By the time you read this, most of the controversy surrounding the Rolling Stone magazine cover photograph of the Boston bomber will most likely have died down. But if you were at the beach for the last three weeks and missed it, let me fill you in with the basics.
In the most recent issue of Rolling Stone magazine, the editors decided to do a story on Boston Marathon bomber Dzhokhar Tsarnaev. The theme of the article is how the bomber started off growing up as real cool kid, and eventually, somehow, things went very, very wrong.
They used an older photo of Tsarnaev looking swimmingly handsome, happy, shiny and clean cut--taken long before he became the evil, terrorist killer who destroyed so many lives in Boston on that fateful day.
and Another Thing…
The decision to put this positive "celebrity" photograph on the cover (even though the article itself was very well written) backfired, causing a tremendous outpouring of disappointment, anger, hurt and an eventual Rolling Stone boycott in many stores and newsstands across America--especially in New England.
The issue at hand is a simple one to explain, but not as simple to ascertain as to whether it was the right or wrong decision.
On one side, many of the people who took offense were not complaining about the article itself--but about putting this flattering picture on the cover of a national magazine, which might be sending the wrong message. It might inspire and encourage other easily influenced, troubled souls who want their 15 minutes of fame to act out in a similar, horrific direction. Unfortunately, empirical experience tells us that this is probably a very realistic and justified concern.

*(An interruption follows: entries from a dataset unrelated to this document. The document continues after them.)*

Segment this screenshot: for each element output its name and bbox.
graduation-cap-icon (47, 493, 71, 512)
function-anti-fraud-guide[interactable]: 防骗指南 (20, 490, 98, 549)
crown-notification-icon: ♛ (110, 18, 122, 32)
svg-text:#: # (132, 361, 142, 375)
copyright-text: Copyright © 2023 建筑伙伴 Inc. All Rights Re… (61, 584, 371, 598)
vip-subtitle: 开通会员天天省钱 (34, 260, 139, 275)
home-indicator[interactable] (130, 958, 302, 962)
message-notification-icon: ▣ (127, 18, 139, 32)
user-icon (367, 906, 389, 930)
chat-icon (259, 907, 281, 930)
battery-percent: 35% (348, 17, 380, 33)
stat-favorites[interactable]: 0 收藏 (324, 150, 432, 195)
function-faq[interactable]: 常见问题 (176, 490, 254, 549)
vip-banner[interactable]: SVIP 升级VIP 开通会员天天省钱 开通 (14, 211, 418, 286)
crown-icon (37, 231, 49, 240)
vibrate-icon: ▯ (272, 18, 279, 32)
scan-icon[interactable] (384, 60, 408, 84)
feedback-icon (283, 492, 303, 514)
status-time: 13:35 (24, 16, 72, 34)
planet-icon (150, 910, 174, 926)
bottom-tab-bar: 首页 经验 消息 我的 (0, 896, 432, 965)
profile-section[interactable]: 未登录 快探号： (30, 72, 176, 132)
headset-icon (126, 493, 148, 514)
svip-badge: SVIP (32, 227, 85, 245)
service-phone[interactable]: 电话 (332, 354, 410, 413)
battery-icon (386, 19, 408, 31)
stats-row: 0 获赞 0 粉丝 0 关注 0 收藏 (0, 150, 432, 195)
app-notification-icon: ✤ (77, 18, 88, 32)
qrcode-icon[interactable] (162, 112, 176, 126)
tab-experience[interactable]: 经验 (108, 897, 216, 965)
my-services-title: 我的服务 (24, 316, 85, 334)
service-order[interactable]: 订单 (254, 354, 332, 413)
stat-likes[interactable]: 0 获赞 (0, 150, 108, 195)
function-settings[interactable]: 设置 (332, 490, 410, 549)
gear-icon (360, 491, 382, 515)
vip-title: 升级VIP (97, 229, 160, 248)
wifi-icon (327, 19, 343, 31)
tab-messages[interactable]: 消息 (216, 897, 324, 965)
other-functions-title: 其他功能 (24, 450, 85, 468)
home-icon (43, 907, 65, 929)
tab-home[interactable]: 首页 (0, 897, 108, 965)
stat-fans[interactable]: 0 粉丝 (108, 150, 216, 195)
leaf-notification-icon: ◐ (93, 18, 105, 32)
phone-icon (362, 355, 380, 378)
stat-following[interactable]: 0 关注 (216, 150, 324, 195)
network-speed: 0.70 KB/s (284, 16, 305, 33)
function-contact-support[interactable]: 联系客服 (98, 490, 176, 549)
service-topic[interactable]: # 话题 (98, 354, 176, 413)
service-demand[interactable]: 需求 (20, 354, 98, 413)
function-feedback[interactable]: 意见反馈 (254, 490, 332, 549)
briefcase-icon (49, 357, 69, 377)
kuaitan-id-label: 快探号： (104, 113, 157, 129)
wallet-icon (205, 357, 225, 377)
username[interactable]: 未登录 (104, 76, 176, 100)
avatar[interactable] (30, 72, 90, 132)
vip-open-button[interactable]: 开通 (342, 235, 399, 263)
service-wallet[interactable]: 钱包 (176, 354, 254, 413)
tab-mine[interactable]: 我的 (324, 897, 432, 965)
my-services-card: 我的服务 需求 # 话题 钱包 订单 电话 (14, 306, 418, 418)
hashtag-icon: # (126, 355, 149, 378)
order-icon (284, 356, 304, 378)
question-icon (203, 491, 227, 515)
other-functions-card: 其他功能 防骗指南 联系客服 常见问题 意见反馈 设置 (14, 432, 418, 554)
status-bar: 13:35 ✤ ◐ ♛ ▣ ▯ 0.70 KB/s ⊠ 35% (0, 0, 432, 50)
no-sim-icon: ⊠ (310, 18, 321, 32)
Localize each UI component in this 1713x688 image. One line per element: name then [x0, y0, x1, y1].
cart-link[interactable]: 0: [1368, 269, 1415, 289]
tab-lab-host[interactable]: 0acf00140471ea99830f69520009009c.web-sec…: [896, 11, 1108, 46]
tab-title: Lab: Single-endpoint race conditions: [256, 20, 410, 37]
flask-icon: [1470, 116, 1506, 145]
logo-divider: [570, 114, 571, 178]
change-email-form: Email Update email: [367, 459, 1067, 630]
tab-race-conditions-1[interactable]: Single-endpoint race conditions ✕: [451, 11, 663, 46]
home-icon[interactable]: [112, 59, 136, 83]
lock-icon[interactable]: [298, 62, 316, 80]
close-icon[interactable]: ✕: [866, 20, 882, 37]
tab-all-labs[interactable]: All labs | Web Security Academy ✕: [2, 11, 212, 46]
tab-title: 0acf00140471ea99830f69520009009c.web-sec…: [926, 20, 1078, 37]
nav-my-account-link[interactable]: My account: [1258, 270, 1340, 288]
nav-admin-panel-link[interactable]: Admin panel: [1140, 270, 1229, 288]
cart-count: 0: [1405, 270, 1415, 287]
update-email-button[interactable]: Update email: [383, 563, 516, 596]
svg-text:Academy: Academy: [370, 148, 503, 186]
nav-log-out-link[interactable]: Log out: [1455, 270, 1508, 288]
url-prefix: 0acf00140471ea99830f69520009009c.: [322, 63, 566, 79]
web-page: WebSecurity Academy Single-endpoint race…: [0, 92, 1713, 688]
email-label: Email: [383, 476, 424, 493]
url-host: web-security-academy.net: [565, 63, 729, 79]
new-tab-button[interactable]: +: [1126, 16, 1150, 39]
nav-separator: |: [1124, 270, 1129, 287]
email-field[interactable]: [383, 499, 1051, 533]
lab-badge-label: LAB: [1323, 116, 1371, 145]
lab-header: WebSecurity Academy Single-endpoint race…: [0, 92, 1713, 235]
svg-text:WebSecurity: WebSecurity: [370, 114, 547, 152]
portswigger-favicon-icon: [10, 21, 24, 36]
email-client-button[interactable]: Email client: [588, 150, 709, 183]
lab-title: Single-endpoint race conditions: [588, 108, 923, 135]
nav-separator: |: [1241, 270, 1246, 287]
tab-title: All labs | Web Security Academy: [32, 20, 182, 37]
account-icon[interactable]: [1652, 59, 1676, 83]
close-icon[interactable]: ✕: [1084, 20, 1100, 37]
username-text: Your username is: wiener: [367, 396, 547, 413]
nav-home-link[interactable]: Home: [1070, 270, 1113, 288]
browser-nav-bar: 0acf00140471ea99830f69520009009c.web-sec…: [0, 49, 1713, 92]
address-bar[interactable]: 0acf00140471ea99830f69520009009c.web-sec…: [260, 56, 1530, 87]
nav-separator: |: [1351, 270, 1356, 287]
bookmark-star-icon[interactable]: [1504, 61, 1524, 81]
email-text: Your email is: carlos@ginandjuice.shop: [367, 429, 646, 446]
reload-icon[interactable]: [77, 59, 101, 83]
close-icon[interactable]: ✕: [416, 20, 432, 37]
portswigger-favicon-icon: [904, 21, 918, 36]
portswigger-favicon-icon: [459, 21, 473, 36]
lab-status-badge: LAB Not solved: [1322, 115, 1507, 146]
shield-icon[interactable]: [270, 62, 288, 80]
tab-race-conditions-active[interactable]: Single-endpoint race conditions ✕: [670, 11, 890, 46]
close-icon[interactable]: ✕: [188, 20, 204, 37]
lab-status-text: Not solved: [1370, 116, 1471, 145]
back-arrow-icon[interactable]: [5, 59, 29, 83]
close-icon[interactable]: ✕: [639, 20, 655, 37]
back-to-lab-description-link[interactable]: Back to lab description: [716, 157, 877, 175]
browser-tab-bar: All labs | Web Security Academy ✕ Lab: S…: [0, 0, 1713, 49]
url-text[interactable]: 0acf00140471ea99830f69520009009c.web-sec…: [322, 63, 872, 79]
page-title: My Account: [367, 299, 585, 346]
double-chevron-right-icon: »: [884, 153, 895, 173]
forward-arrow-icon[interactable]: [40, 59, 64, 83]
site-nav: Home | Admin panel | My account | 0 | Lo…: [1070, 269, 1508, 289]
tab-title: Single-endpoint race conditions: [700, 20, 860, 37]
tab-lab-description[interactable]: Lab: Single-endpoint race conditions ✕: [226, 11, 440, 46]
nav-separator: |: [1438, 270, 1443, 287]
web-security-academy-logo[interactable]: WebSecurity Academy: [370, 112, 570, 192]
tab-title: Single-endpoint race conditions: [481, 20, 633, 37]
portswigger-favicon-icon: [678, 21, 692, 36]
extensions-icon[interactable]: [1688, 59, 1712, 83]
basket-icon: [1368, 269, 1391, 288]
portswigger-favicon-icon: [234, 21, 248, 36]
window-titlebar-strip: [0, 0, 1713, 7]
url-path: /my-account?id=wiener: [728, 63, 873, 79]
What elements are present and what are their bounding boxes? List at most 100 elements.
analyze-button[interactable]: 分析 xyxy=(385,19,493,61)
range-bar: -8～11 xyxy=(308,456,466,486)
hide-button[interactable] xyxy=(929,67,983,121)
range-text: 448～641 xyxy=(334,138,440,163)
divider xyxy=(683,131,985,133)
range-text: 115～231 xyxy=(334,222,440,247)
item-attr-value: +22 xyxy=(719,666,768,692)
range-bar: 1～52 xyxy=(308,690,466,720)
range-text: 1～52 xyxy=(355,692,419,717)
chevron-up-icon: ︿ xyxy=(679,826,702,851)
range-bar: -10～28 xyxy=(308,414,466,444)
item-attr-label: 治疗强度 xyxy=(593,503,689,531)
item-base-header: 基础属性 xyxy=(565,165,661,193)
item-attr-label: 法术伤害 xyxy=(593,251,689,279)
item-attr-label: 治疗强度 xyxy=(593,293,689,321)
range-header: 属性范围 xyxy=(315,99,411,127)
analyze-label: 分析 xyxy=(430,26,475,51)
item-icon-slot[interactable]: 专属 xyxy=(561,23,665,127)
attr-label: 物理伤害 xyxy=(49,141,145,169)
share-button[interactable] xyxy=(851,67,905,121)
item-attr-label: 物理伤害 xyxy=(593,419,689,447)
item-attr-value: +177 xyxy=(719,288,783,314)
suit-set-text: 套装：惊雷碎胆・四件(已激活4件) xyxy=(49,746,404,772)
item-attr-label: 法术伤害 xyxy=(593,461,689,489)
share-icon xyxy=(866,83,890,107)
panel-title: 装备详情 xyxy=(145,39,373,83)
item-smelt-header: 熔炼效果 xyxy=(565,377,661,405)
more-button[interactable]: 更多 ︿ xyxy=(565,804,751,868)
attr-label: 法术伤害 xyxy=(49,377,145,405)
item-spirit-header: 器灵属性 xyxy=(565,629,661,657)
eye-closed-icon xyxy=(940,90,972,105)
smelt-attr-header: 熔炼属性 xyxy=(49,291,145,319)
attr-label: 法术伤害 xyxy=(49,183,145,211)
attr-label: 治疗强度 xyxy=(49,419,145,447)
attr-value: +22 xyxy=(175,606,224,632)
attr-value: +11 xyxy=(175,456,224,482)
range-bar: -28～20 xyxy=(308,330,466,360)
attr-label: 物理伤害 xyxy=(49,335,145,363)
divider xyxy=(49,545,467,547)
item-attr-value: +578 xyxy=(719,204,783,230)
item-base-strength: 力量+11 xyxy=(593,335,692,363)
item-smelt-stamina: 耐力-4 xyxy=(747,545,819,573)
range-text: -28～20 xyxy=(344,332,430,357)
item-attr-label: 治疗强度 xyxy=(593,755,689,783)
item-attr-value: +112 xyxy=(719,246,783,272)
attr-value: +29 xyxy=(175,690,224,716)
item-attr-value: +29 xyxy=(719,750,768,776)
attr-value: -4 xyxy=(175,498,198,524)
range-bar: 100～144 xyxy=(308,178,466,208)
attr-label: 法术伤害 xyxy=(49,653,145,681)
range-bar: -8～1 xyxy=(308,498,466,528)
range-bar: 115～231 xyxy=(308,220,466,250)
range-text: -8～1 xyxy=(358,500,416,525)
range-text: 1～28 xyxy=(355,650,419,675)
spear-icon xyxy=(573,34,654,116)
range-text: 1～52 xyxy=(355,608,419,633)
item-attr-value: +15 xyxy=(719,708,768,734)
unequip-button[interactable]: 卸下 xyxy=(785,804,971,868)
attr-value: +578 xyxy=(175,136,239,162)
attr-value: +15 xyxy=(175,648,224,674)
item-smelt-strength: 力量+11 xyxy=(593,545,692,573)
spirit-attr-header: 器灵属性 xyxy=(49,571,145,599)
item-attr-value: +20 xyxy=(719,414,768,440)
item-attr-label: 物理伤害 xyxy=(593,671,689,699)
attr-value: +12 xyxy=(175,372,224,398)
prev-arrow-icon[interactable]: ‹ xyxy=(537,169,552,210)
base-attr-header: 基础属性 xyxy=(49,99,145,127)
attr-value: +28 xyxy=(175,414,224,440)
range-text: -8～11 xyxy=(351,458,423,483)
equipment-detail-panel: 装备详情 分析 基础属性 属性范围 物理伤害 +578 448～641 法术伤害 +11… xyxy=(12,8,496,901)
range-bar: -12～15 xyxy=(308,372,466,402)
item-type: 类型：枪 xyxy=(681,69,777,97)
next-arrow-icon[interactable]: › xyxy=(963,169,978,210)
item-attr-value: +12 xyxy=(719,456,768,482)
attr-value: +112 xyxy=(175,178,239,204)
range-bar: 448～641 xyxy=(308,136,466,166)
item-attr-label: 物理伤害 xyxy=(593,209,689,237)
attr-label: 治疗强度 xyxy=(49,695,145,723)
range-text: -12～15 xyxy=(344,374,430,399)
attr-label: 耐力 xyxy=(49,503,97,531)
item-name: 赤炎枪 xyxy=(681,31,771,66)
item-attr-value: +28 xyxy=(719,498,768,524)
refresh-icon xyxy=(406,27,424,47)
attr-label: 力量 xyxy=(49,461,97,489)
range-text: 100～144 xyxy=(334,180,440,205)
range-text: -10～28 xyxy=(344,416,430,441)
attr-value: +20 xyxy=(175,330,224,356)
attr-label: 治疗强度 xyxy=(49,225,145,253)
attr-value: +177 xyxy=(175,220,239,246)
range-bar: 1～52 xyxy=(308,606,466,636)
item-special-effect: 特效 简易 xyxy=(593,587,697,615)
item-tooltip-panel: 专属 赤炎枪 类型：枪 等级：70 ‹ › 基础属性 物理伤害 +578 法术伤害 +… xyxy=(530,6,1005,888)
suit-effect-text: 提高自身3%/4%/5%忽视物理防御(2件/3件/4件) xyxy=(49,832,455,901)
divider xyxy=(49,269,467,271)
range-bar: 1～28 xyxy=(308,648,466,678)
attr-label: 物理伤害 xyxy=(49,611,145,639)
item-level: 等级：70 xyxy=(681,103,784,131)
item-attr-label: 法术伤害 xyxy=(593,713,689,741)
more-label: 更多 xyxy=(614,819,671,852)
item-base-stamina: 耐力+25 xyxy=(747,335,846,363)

The opposite point of view is that photos of villains (from Hitler to Bin Laden) have always appeared on national newspaper and magazine covers--and since Rolling Stone has expanded beyond music into hard news for decades now, the publication should not be singled out for printing the same photo that was previously in The New York Times and other publications.
Then there's the issue of censorship. Where do we draw the line? Should a publication that portrays a young killer as angelic and heroic on its pages be prevented from doing so by an official regulation?
Rolling Stone's decision to publish that cover photo may get more people to understand what happened to make Dzhokhar Tsarnaev turn bad. It may also sell more papers, or it could backfire with continued boycotts of the publication. How many advertisers they lose or gain and how many issues they sell or don't sell in the coming months will determine the answer to that question.
But God forbid that it should set off a series of copycat bombings for the thrill it'll getcha when you get your picture "on the cover of the Rollin Stone."